In 2017, the International Ocean Discovery Program (IODP) drilled deep-sea sediment cores from the Mentelle Basin in the southeast Indian Ocean. Scientists from the Institute of Oceanology of the Chinese Academy of Sciences (IOCAS) combined the analysis of the siliciclastic mass accumulation rate, grain sizeclay minerals, and elemental composition of the sediments to reconstruct the paleoclimatic evolution in the middle latitudes of the southern hemisphere.

Due to the northward drift of the Australian plate since the Cenozoic, the Mentelle basin and Australia were closer to Antarctica in the Miocene than it is now. At the same time, the westerlies have been prevailing in the middle latitudes of the southern hemisphere and playing an important role in the precipitation of southwest Australia. That makes the Mentelle basin an ideal target area for studying the interaction among the cryosphere (e.g., AIS fluctuations), hydrosphere (e.g., the hydrography of South Ocean), and lithosphere (e.g., Australia plate drift and continental weathering), and atmosphere (e.g., mid-latitude westerlies).

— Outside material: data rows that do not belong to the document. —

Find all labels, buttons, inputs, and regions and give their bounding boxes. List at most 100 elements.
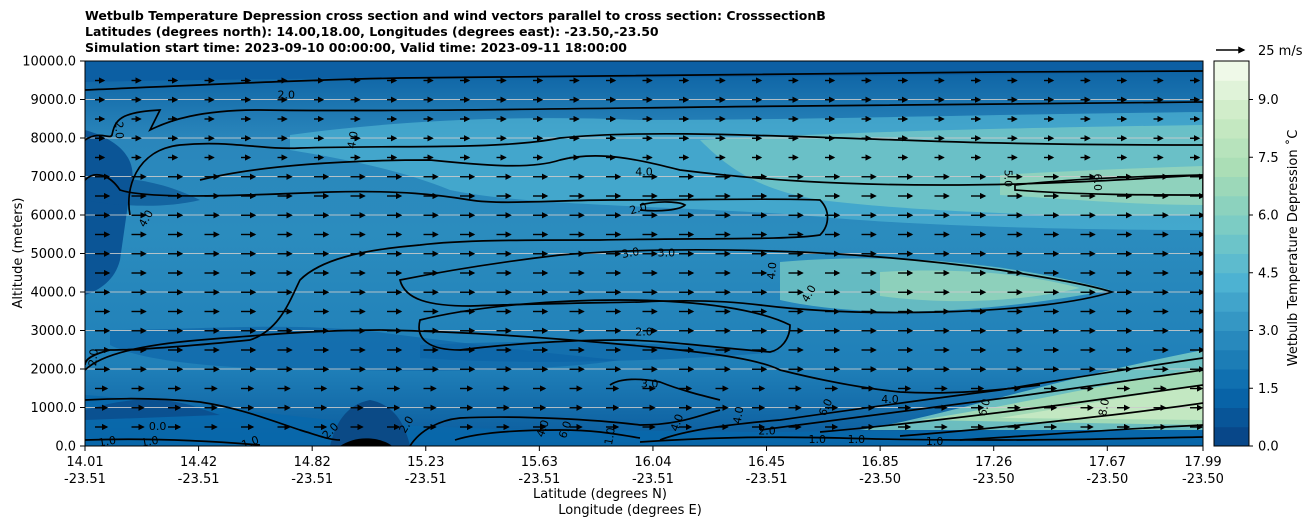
x-tick-label-lat: 16.45: [748, 455, 785, 470]
x-tick-label-lon: -23.51: [64, 472, 106, 487]
colorbar-band: [1214, 369, 1249, 389]
contour-label: 2.0: [86, 348, 100, 367]
colorbar-tick-label: 0.0: [1258, 440, 1279, 455]
chart-title-line-3: Simulation start time: 2023-09-10 00:00:…: [85, 40, 627, 55]
quiver-key-label: 25 m/s: [1258, 44, 1303, 59]
colorbar-band: [1214, 426, 1249, 447]
colorbar-tick-label: 6.0: [1258, 209, 1279, 224]
contour-label: 4.0: [731, 405, 747, 424]
contour-label: 4.0: [635, 166, 653, 179]
contour-label: 1.0: [140, 434, 159, 450]
y-tick-label: 0.0: [55, 440, 76, 455]
x-axis-title-lat: Latitude (degrees N): [533, 487, 667, 502]
x-tick-label-lat: 15.63: [521, 455, 558, 470]
x-tick-label-lon: -23.51: [518, 472, 560, 487]
x-tick-label-lat: 16.04: [634, 455, 671, 470]
contour-label: 8.0: [1096, 398, 1112, 417]
contour-label: 4.0: [534, 418, 552, 439]
colorbar-band: [1214, 292, 1249, 312]
contour-label: 4.0: [765, 261, 779, 280]
colorbar-band: [1214, 407, 1249, 428]
colorbar: 0.0 1.5 3.0 4.5 6.0 7.5 9.0: [1213, 60, 1279, 455]
x-axis: 14.01 -23.51 14.42 -23.51 14.82 -23.51 15.23 -2…: [64, 446, 1224, 487]
colorbar-tick-label: 4.5: [1258, 266, 1279, 281]
contour-label: 6.0: [976, 397, 993, 417]
y-tick-label: 6000.0: [31, 209, 77, 224]
contour-label: 2.0: [758, 424, 776, 437]
colorbar-band: [1214, 234, 1249, 254]
contour-label: 6.0: [1091, 174, 1104, 192]
colorbar-band: [1214, 99, 1249, 120]
colorbar-band: [1214, 272, 1249, 293]
colorbar-band: [1214, 349, 1249, 370]
y-tick-label: 10000.0: [22, 55, 76, 70]
y-tick-label: 2000.0: [31, 363, 77, 378]
colorbar-band: [1214, 138, 1249, 158]
colorbar-band: [1214, 80, 1249, 100]
colorbar-band: [1214, 311, 1249, 331]
colorbar-tick-label: 9.0: [1258, 93, 1279, 108]
contour-label: 1.0: [240, 433, 261, 451]
contour-label: 0.0: [149, 420, 167, 433]
colorbar-band: [1214, 388, 1249, 408]
x-tick-label-lat: 14.42: [180, 455, 217, 470]
contour-label: 3.0: [658, 247, 676, 260]
x-tick-label-lon: -23.50: [973, 472, 1015, 487]
contour-label: 1.0: [98, 434, 117, 450]
colorbar-frame: [1213, 60, 1250, 447]
colorbar-tick-label: 1.5: [1258, 382, 1279, 397]
contour-label: 4.0: [668, 412, 686, 433]
y-tick-label: 9000.0: [31, 93, 77, 108]
x-tick-label-lat: 14.82: [294, 455, 331, 470]
contour-label: 2.0: [635, 325, 653, 338]
colorbar-tick-label: 7.5: [1258, 151, 1279, 166]
contour-label: 2.0: [112, 121, 126, 139]
quiver-key: 25 m/s: [1216, 44, 1303, 59]
filled-contour-regions: [85, 61, 1203, 446]
colorbar-band: [1214, 215, 1249, 235]
x-tick-label-lat: 17.26: [975, 455, 1012, 470]
y-tick-label: 3000.0: [31, 324, 77, 339]
contour-label: 3.0: [641, 377, 659, 390]
contour-label: 4.0: [881, 393, 899, 406]
colorbar-title: Wetbulb Temperature Depression ˚C: [1285, 130, 1301, 367]
x-tick-label-lon: -23.51: [405, 472, 447, 487]
x-axis-title-lon: Longitude (degrees E): [558, 503, 702, 518]
y-tick-label: 5000.0: [31, 247, 77, 262]
colorbar-tick-label: 3.0: [1258, 324, 1279, 339]
colorbar-band: [1214, 253, 1249, 274]
y-axis: 0.0 1000.0 2000.0 3000.0 4000.0 5000.0 6000.0 7…: [22, 55, 85, 455]
colorbar-band: [1214, 176, 1249, 197]
colorbar-band: [1214, 118, 1249, 139]
colorbar-band: [1214, 61, 1249, 81]
colorbar-band: [1214, 330, 1249, 351]
y-tick-label: 8000.0: [31, 132, 77, 147]
contour-label: 1.0: [809, 433, 827, 446]
x-tick-label-lon: -23.51: [291, 472, 333, 487]
x-tick-label-lon: -23.51: [632, 472, 674, 487]
y-tick-label: 7000.0: [31, 170, 77, 185]
contour-label: 1.0: [848, 433, 866, 446]
chart-title-line-2: Latitudes (degrees north): 14.00,18.00, …: [85, 24, 659, 39]
x-tick-label-lat: 16.85: [862, 455, 899, 470]
plot-area: 2.02.0 4.04.0 5.0 6.04.0 2.03.0 3.04.04.02.02…: [85, 61, 1203, 451]
contour-label: 4.0: [345, 130, 361, 149]
contour-label: 2.0: [628, 200, 648, 217]
contour-label: 1.0: [926, 435, 944, 448]
y-tick-label: 4000.0: [31, 286, 77, 301]
y-axis-title: Altitude (meters): [11, 198, 26, 309]
x-tick-label-lat: 15.23: [407, 455, 444, 470]
contour-label: 3.0: [621, 245, 640, 261]
x-tick-label-lon: -23.50: [1086, 472, 1128, 487]
colorbar-band: [1214, 157, 1249, 177]
x-tick-label-lon: -23.50: [859, 472, 901, 487]
contour-label: 6.0: [556, 419, 574, 440]
contour-label: 2.0: [277, 89, 295, 102]
wind-vector-field: [95, 77, 1203, 431]
y-tick-label: 1000.0: [31, 401, 77, 416]
x-tick-label-lon: -23.51: [178, 472, 220, 487]
contour-label: 5.0: [1001, 170, 1014, 188]
contour-label: 1.0: [602, 427, 618, 446]
contour-labels: 2.02.0 4.04.0 5.0 6.04.0 2.03.0 3.04.04.02.02…: [86, 89, 1112, 451]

The research results show that the amount of terrigenous material transported from southwest Australia to the ocean increased significantly, and the contribution of the fluvial component was more than that of the aeolian dust component 13 million years ago. Scientists consider that it became wetter and the continental chemical weathering became stronger in southwest Australia after the late middle Miocene.

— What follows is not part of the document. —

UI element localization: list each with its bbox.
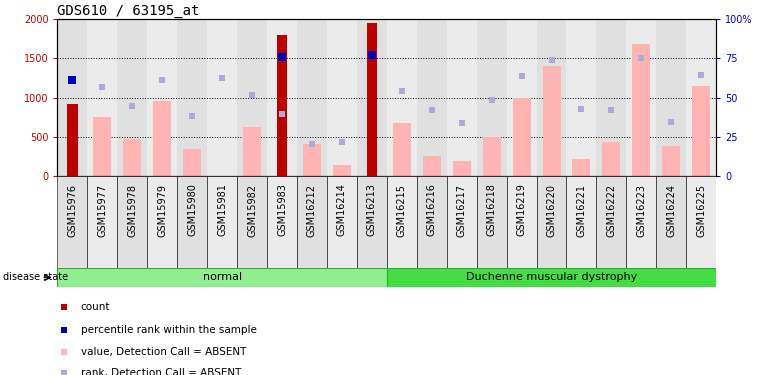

It's also found that this significant climate transition of Australia occurred right after the permanent formation of AIS with the dramatic decline of deep-sea temperatures and remarkable expansion in zonal and meridian sea surface temperature gradients. Meanwhile, the South Asian monsoon system enhanced abruptly. These consistent changes might indicate the transmission of Antarctic signals along the ocean and atmosphere to lower latitudes.

In the future, this research team will combine Nd isotopes of seawater to study the impact of AIS expansion on ocean circulation in the Indian Ocean. This research will be of great significance for the study of the climatic effects of ice sheet changes in the process of global warming.